Let $Q$ be the quiver $\bullet \to \bullet \to \bullet$. Then $$ \mathbb{C} \xrightarrow{f} \mathbb{C} \xrightarrow{g} \mathbb{C} \quad (1) \\ 0 \xrightarrow{0} \mathbb{C} \xrightarrow{0} 0 \quad (2) $$ are two representations of $Q$, where $f$ and $g$ are two non-zero maps. Is (2) a subrepresentation of (1)?
I am reading the paper. On page 23, the second line, the term $v_{2,-3}$ is not in the bracket of the right hand side of the equation. So it seems that (2) is not a subrepresentation of (1)? The authors use the formula (14) in the end of page 18. Thank you very much.

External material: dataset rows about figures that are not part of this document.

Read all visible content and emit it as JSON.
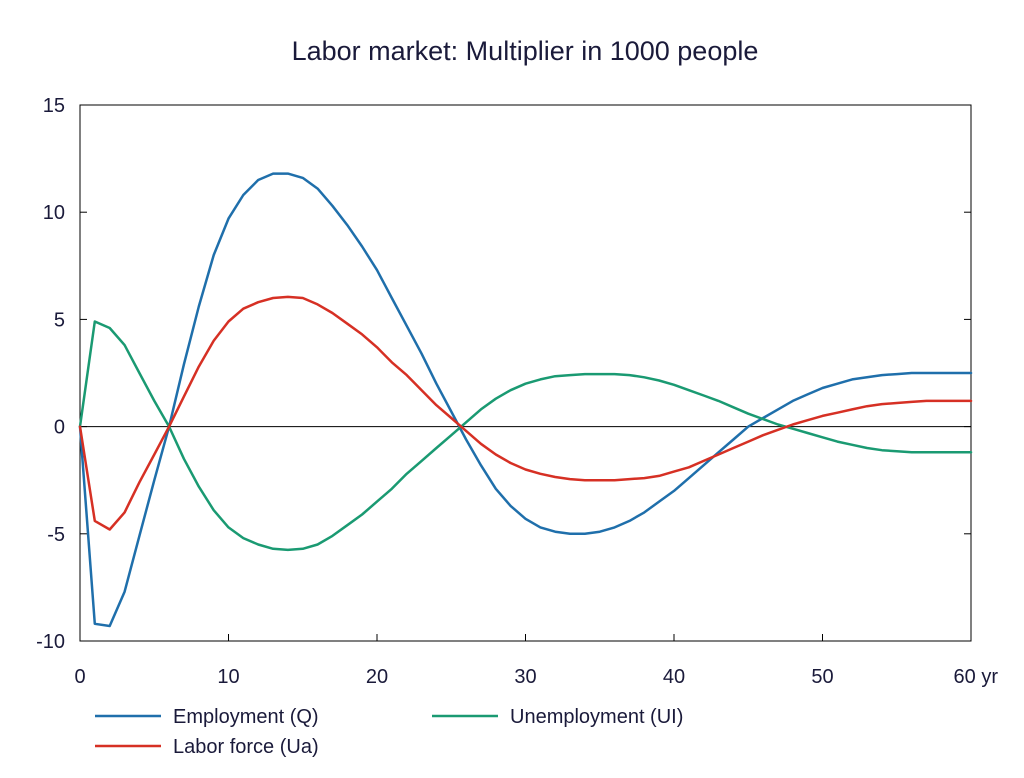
{
  "chart_data": {
    "type": "line",
    "title": "Labor market: Multiplier in 1000 people",
    "xlabel": "",
    "ylabel": "",
    "x_unit": "yr",
    "xlim": [
      0,
      60
    ],
    "ylim": [
      -10,
      15
    ],
    "x_ticks": [
      0,
      10,
      20,
      30,
      40,
      50,
      60
    ],
    "x_tick_labels": [
      "0",
      "10",
      "20",
      "30",
      "40",
      "50",
      "60 yr"
    ],
    "y_ticks": [
      -10,
      -5,
      0,
      5,
      10,
      15
    ],
    "y_tick_labels": [
      "-10",
      "-5",
      "0",
      "5",
      "10",
      "15"
    ],
    "grid": false,
    "legend_position": "bottom",
    "x": [
      0,
      1,
      2,
      3,
      4,
      5,
      6,
      7,
      8,
      9,
      10,
      11,
      12,
      13,
      14,
      15,
      16,
      17,
      18,
      19,
      20,
      21,
      22,
      23,
      24,
      25,
      26,
      27,
      28,
      29,
      30,
      31,
      32,
      33,
      34,
      35,
      36,
      37,
      38,
      39,
      40,
      41,
      42,
      43,
      44,
      45,
      46,
      47,
      48,
      49,
      50,
      51,
      52,
      53,
      54,
      55,
      56,
      57,
      58,
      59,
      60
    ],
    "series": [
      {
        "name": "Employment (Q)",
        "color": "#1f6fab",
        "values": [
          0,
          -9.2,
          -9.3,
          -7.7,
          -5.1,
          -2.5,
          0,
          2.9,
          5.6,
          8.0,
          9.7,
          10.8,
          11.5,
          11.8,
          11.8,
          11.6,
          11.1,
          10.3,
          9.4,
          8.4,
          7.3,
          6.0,
          4.7,
          3.4,
          2.0,
          0.7,
          -0.6,
          -1.8,
          -2.9,
          -3.7,
          -4.3,
          -4.7,
          -4.9,
          -5.0,
          -5.0,
          -4.9,
          -4.7,
          -4.4,
          -4.0,
          -3.5,
          -3.0,
          -2.4,
          -1.8,
          -1.2,
          -0.6,
          0.0,
          0.4,
          0.8,
          1.2,
          1.5,
          1.8,
          2.0,
          2.2,
          2.3,
          2.4,
          2.45,
          2.5,
          2.5,
          2.5,
          2.5,
          2.5
        ]
      },
      {
        "name": "Unemployment (UI)",
        "color": "#1a9a72",
        "values": [
          0,
          4.9,
          4.6,
          3.8,
          2.5,
          1.2,
          0,
          -1.5,
          -2.8,
          -3.9,
          -4.7,
          -5.2,
          -5.5,
          -5.7,
          -5.75,
          -5.7,
          -5.5,
          -5.1,
          -4.6,
          -4.1,
          -3.5,
          -2.9,
          -2.2,
          -1.6,
          -1.0,
          -0.4,
          0.2,
          0.8,
          1.3,
          1.7,
          2.0,
          2.2,
          2.35,
          2.4,
          2.45,
          2.45,
          2.45,
          2.4,
          2.3,
          2.15,
          1.95,
          1.7,
          1.45,
          1.2,
          0.9,
          0.6,
          0.35,
          0.1,
          -0.1,
          -0.3,
          -0.5,
          -0.7,
          -0.85,
          -1.0,
          -1.1,
          -1.15,
          -1.2,
          -1.2,
          -1.2,
          -1.2,
          -1.2
        ]
      },
      {
        "name": "Labor force (Ua)",
        "color": "#d63024",
        "values": [
          0,
          -4.4,
          -4.8,
          -4.0,
          -2.6,
          -1.3,
          0,
          1.4,
          2.8,
          4.0,
          4.9,
          5.5,
          5.8,
          6.0,
          6.05,
          6.0,
          5.7,
          5.3,
          4.8,
          4.3,
          3.7,
          3.0,
          2.4,
          1.7,
          1.0,
          0.4,
          -0.2,
          -0.8,
          -1.3,
          -1.7,
          -2.0,
          -2.2,
          -2.35,
          -2.45,
          -2.5,
          -2.5,
          -2.5,
          -2.45,
          -2.4,
          -2.3,
          -2.1,
          -1.9,
          -1.6,
          -1.3,
          -1.0,
          -0.7,
          -0.4,
          -0.15,
          0.1,
          0.3,
          0.5,
          0.65,
          0.8,
          0.95,
          1.05,
          1.1,
          1.15,
          1.2,
          1.2,
          1.2,
          1.2
        ]
      }
    ]
  }
}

The question amounts to understanding what a morphism of quiver representations is. If you identify $Q$ with the free category on this quiver, then a representation is just a functor $Q\to \operatorname{mod}\mathbb{C}$. A morphism of representations is then just a natural transformation between these two functors.

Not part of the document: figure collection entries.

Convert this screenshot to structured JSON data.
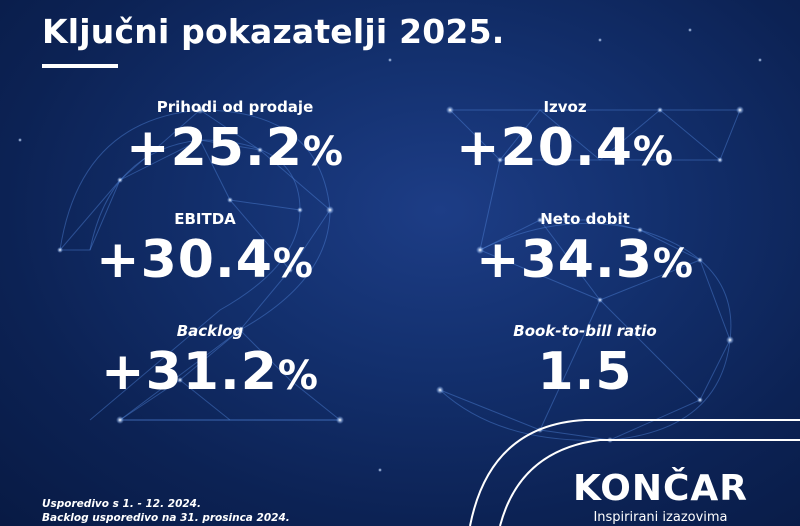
{
  "header": {
    "title": "Ključni pokazatelji 2025."
  },
  "metrics": [
    {
      "label": "Prihodi od prodaje",
      "number": "+25.2",
      "unit": "%"
    },
    {
      "label": "Izvoz",
      "number": "+20.4",
      "unit": "%"
    },
    {
      "label": "EBITDA",
      "number": "+30.4",
      "unit": "%"
    },
    {
      "label": "Neto dobit",
      "number": "+34.3",
      "unit": "%"
    },
    {
      "label": "Backlog",
      "number": "+31.2",
      "unit": "%"
    },
    {
      "label": "Book-to-bill ratio",
      "number": "1.5",
      "unit": ""
    }
  ],
  "footnotes": {
    "line1": "Usporedivo s 1. - 12. 2024.",
    "line2": "Backlog usporedivo na 31. prosinca 2024."
  },
  "brand": {
    "name": "KONČAR",
    "tagline": "Inspirirani izazovima"
  },
  "colors": {
    "background": "#0d2150",
    "text": "#ffffff",
    "network_lines": "#5a8fe0"
  }
}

Spelling out what this means, a representation of the quiver $\bullet\to \bullet\to\bullet$ is a collection of three vector spaces $U$, $V$ and $W$ together with linear maps $f\colon U\to V$ and $g\colon V\to W$. If you have two such representations $U\stackrel{f}{\to} V\stackrel{g}{\to} W$ and $U'\stackrel{f'}{\to}V'\stackrel{g'}{\to}W'$, then a morphism from the first to the second is three linear maps $\alpha\colon U\to U'$, $\beta\colon V\to V'$, $\gamma\colon W\to W'$ such that the big commutative diagram you can draw commutes, i.e. you have $\beta f=f'\alpha$ and $\gamma g=g'\beta$. The first representation now is (isomorphic to) a subrepresentation of the other if and only if $\alpha, \beta, \gamma$ are injective.
In your case, there exists even no homomorphism from (2) to (1) since in your case $g'=0$ while $g\neq 0$. Hence, if you want $g\beta=\gamma g'=0$, then you need to have $\beta=0$. As $\alpha=\gamma=0$ since they are starting in the $0$-vectorspace it is clear that $\operatorname{Hom}_Q((2),(1))=0$. In particular, (2) cannot be a subrepresentation of (1).
As Hanno pointed out in the comments, (2) is a subrepresentation of a representation $U\stackrel{f}{\to} V\stackrel{g}{\to} W$ iff there is a homomorphism from (2) to this representation (this is clear since (2) is a simple representation, hence any non-zero morphism starting in (2) is a monomorphism) iff $g$ has a non-zero kernel (which you can check easily by writing down what the definition of a morphism of quiver representations is).